Das 20./21. Jahrhundert steht für den Wandel des Zoos von der Menagerie zum Naturschutzzentrum. Meilensteine hinsichtlich der Tierpräsentation sind die gitterlosen Panoramen von Carl Hagenbeck, das Geozoo-Konzept des Münchener Tierparks Hellabrunn, die Immersionsgehge wie sie in Europa erstmals in größerem Stil im Burgers Zoo von Arnheim realisiert wurden, und die Gestaltung ganzer Gartenteile als „Erlebniswelten“, wie es sie heute in Gelsenkirchen, Hannover, Leipzig oder Zürich gibt.

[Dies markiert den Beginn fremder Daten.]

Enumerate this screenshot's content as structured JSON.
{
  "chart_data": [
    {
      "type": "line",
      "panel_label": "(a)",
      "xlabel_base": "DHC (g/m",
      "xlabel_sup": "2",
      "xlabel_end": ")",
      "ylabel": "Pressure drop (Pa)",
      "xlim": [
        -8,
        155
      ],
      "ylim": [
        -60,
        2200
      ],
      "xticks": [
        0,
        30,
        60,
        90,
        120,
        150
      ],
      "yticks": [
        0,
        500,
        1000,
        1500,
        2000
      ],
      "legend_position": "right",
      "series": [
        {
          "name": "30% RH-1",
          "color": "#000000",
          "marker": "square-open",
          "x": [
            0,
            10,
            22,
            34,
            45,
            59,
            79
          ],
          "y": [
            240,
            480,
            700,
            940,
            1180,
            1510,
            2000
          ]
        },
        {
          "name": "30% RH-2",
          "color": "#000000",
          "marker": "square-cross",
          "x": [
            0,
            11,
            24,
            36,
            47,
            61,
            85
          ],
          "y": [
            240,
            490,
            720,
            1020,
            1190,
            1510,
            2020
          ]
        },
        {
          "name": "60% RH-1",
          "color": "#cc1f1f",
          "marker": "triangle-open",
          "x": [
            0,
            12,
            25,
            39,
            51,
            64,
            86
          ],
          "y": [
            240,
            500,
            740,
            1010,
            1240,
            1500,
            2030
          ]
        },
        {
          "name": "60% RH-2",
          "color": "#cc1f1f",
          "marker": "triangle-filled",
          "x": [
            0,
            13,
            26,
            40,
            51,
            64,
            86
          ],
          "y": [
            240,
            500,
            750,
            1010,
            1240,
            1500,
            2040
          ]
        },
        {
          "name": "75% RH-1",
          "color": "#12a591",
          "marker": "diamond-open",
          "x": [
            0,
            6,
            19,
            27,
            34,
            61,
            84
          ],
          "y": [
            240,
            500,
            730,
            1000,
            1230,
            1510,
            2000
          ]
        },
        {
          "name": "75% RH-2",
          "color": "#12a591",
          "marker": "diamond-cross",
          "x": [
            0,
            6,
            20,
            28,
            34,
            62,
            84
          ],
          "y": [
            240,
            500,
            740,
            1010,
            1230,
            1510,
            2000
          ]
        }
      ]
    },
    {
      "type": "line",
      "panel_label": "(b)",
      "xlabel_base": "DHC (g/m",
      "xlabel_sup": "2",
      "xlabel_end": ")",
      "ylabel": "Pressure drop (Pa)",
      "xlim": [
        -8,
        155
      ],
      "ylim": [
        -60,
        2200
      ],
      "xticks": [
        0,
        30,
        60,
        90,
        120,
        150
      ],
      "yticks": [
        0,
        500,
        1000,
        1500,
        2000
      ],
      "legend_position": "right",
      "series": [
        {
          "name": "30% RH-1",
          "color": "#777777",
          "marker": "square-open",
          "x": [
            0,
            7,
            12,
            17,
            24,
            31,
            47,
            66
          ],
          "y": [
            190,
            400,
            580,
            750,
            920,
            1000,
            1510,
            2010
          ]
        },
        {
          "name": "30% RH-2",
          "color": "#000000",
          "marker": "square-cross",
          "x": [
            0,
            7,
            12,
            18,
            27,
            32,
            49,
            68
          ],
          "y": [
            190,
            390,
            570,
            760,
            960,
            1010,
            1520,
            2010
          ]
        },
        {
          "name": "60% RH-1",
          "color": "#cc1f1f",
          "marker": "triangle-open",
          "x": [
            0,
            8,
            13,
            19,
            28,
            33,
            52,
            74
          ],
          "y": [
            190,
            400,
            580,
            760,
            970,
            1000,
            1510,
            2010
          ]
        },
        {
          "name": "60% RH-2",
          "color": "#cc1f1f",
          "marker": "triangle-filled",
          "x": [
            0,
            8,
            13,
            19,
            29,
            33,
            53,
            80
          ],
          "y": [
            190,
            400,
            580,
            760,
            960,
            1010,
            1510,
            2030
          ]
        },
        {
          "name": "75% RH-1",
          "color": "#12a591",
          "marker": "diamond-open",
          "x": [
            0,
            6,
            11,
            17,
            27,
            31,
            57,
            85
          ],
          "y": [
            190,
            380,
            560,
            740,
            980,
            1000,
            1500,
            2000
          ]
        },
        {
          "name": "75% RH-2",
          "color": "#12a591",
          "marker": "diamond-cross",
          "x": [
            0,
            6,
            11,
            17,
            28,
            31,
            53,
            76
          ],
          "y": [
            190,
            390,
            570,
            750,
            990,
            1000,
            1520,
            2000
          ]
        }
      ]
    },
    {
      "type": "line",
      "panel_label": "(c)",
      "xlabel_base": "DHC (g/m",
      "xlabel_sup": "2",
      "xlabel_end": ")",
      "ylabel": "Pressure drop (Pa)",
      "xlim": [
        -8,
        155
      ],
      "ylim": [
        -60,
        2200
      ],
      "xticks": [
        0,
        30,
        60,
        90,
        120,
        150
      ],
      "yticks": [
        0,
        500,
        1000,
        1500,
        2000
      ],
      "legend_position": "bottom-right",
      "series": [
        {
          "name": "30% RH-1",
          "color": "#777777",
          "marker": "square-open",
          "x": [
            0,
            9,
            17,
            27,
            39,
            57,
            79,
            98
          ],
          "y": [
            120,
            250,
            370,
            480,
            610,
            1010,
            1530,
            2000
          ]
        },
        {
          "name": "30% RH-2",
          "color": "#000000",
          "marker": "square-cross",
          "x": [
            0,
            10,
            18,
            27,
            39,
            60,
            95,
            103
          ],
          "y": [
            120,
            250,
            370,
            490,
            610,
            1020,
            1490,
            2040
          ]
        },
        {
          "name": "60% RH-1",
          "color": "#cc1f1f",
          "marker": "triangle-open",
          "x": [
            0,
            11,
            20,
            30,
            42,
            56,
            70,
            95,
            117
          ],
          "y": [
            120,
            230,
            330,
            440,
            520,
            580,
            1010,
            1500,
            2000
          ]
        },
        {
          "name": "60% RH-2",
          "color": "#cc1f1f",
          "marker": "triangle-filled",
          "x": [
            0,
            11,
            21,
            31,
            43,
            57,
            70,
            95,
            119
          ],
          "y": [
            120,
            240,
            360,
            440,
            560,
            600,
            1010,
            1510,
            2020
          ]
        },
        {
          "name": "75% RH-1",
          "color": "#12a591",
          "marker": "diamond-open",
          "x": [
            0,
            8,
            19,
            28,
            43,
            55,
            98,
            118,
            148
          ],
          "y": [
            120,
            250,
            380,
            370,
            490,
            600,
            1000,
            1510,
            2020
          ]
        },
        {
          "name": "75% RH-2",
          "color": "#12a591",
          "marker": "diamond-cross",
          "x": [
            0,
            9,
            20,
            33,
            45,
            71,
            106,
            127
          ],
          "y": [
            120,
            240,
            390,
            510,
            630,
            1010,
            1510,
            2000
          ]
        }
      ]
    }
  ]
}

Einen Meilenstein für das Wohlergehen der Zootiere stellte die Veröffentlichung des Buchs "Wildtiere in Gefangenschaft - ein Grundriss der Tiergartenbiologie" durch den Schweizer Zoodirektor und Tierpsychologen HEINI HEDIGER (Biographie) im Jahr 1942 dar. Mit diesem 1950 auch auf Englisch verlegten Werk etablierte sich die Tiergartenbiologie als eigenständige Disziplin, die mit ihren praktisch anwendbaren Erkenntnissen und ihrem philosophischen Grundgerüst die Weiterentwicklung des Zoos von der Menagerie zum Naturschutzzentrum ermöglicht hat.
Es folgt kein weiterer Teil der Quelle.